A scalable memory layer adds more parameters to LLM to improve its learning power without requiring additional computing resources. This architecture is useful for applications that can reserve extra memory for factual knowledge, but also need more nimble model inference speed.
Dense layer and storage layer
Traditional language models use “dense layers” to encode vast amounts of information in parameters. In dense layers, all parameters are used to their full potential and are activated almost simultaneously during inference. Dense layers can learn complex functions, and their growth requires additional computational and energy resources.
In contrast, for simple factual knowledge, a simpler layer with an associative memory architecture would be more efficient and easier to interpret. This is the role of the memory layer. They use simple sparse activation and key-value lookup mechanisms to encode and retrieve knowledge. Although sparse layers consume more memory than dense layers, they use only a few parameters at a time, making them much more computationally efficient.
Although memory layers have been around for several years, they are rarely used in modern deep learning architectures. They are not optimized for current hardware acceleration.
Current frontier LLMs typically use some form of “mixed-of-experts” (MoE) architecture that uses mechanisms vaguely similar to memory layers. The MoE model consists of many small expert components that specialize in specific tasks. During inference, a routing mechanism determines which expert is active based on the input sequence. PEER, an architecture recently developed by Google DeepMind, extends MoE to millions of experts and provides greater control over the parameters that are activated during inference.
Memory layer upgrade
The memory layer is computationally light but memory intensive, which poses unique challenges for current hardware and software frameworks. In their paper, the Meta researchers propose several modifications to overcome these challenges and enable large-scale use.

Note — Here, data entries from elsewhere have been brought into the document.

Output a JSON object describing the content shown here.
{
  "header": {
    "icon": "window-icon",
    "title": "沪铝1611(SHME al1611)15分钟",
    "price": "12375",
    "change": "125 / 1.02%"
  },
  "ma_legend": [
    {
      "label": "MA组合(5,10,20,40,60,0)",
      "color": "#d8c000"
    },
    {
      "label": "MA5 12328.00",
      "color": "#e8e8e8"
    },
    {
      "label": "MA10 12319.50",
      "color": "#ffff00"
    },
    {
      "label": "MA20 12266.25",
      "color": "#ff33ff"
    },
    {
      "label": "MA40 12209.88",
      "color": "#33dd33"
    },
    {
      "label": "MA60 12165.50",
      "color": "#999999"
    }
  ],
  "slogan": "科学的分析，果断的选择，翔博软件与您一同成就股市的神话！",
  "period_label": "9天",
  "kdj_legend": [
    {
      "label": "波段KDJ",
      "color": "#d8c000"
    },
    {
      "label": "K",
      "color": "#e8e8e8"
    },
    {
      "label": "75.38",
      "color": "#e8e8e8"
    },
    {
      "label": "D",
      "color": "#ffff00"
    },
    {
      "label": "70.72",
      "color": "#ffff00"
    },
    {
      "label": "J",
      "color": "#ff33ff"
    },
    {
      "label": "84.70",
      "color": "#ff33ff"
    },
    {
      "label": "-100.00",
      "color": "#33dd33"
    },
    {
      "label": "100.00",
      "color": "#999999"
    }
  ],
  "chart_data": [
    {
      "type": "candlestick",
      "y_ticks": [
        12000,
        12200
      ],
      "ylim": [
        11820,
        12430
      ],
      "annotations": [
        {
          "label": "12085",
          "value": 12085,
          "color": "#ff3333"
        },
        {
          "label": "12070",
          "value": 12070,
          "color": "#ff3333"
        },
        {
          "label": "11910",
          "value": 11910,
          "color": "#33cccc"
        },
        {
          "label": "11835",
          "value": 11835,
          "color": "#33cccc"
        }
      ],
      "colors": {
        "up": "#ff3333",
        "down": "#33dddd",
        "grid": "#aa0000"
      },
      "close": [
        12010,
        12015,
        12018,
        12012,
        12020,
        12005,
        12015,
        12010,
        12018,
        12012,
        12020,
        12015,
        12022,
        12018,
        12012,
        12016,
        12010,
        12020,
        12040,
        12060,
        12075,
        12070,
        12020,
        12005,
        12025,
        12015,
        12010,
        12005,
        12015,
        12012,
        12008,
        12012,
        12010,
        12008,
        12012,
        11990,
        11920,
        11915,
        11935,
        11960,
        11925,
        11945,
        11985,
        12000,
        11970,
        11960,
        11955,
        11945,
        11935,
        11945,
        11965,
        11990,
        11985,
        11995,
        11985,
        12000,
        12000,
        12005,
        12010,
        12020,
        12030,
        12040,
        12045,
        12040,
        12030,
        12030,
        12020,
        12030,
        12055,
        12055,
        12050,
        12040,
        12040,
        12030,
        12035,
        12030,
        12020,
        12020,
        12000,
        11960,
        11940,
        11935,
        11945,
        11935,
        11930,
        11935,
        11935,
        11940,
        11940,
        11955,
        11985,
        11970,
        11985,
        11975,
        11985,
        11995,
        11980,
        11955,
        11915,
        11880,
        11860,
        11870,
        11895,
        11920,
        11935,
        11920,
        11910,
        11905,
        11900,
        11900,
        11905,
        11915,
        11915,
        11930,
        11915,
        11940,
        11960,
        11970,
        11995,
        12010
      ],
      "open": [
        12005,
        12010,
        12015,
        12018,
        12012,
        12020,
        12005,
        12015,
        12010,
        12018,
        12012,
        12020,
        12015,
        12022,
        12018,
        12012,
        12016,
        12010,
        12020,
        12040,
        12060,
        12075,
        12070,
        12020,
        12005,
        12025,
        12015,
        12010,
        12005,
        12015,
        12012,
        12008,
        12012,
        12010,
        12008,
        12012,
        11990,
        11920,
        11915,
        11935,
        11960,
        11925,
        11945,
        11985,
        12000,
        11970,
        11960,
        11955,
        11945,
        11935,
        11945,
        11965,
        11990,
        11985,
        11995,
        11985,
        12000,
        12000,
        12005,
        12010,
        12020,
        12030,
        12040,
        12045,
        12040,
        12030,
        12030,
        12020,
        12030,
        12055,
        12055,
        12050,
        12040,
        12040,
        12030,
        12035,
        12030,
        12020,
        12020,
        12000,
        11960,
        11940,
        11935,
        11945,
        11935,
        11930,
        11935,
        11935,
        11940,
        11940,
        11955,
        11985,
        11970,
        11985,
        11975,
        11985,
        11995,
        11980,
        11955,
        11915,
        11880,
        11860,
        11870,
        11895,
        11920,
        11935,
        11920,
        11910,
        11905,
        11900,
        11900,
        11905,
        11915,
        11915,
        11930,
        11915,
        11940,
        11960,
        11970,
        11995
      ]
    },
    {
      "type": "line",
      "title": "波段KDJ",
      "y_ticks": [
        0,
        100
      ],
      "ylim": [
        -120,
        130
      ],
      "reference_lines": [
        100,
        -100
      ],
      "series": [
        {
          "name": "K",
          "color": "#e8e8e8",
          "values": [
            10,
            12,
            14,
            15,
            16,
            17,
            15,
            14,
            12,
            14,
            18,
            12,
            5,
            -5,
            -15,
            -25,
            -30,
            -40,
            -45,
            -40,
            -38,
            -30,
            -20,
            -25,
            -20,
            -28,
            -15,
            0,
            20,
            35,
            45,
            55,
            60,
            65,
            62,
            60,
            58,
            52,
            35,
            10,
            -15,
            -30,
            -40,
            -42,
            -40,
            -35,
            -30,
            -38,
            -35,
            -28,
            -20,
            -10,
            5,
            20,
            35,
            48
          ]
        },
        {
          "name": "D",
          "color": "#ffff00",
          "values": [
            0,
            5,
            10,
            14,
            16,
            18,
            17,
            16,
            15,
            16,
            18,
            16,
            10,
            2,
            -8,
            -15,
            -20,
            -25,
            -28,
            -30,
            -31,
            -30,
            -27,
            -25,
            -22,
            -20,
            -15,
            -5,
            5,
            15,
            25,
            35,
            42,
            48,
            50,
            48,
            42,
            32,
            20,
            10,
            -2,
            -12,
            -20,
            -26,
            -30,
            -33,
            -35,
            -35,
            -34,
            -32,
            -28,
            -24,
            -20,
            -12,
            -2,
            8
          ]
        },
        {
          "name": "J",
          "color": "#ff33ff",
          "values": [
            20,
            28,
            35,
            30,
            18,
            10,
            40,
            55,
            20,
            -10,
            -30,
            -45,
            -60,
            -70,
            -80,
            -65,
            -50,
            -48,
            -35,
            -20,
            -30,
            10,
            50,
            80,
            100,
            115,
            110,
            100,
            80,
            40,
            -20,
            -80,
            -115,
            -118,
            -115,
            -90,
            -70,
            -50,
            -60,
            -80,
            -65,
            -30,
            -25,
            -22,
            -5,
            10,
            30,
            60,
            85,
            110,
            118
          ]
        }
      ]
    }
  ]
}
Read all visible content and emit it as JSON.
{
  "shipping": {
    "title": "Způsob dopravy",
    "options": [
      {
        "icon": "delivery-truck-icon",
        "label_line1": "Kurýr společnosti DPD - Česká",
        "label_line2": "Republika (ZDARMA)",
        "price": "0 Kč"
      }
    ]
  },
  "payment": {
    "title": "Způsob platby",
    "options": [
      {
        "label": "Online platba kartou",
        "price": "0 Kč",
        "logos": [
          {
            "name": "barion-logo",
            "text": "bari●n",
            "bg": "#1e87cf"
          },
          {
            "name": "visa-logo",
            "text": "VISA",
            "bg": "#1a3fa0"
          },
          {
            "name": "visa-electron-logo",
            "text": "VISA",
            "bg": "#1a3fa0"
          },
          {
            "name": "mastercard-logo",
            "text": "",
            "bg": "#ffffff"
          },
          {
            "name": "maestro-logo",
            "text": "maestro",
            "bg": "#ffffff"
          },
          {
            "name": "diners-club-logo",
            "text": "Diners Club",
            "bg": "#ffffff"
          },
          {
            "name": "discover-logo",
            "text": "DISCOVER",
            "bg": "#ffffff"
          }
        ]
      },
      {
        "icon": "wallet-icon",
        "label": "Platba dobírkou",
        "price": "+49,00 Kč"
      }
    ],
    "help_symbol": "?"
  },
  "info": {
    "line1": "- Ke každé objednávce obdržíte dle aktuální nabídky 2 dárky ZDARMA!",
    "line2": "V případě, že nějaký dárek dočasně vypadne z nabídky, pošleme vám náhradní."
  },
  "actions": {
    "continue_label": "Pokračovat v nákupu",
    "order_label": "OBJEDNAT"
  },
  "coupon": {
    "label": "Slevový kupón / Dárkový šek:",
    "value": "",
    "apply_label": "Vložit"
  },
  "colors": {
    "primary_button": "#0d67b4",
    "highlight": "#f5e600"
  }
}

First, the researchers configured the memory layer to be parallelizable, distributing it across multiple GPUs to store millions of key-value pairs without changing other layers in the model. I did. We also implemented a special CUDA kernel to handle high memory bandwidth operations. Additionally, we developed a parameter sharing mechanism that supports a single set of memory parameters across multiple memory layers in a model. This means that the keys and values used for lookups are shared between layers.
These changes allow you to implement a memory layer within the LLM without slowing down your model.
“A sparsely activated memory layer complements dense networks well, reducing computing load while improving knowledge acquisition capabilities,” the researchers wrote. “They scale efficiently and provide practitioners with attractive new directions for trading off memory and computing.”
To test the memory layer, the researchers modified the Llama model by replacing one or more dense layers with a shared memory layer. They compared the memory enrichment model to the dense LLM and MoE and PEER models for several tasks including answering fact-based questions, scientific and common sense world knowledge and coding.
Their findings show that the memory model significantly improves over dense baselines and competes with models that use two to four times more compute. It also matches the performance of the MoE model with the same compute budget and number of parameters. The model’s performance is particularly noticeable on tasks that require factual knowledge. For example, for factual question answering, a memory model with 1.3 billion parameters approaches the performance of Llama-2-7B trained with twice as many tokens and 10 times as many computes.
Additionally, the researchers found that the benefits of the memory model were consistent with the size of the model when scaling the experiment from 134 million parameters to 8 billion parameters.
“Given these findings, we strongly argue that a memory layer should be integrated into all next-generation AI architectures,” the researchers wrote, but added that there is still much room for improvement. Ta. “In particular, we look forward to the development of new learning methods that further advance the effectiveness of these layers, reduce forgetfulness and hallucinations, and enable continuous learning.”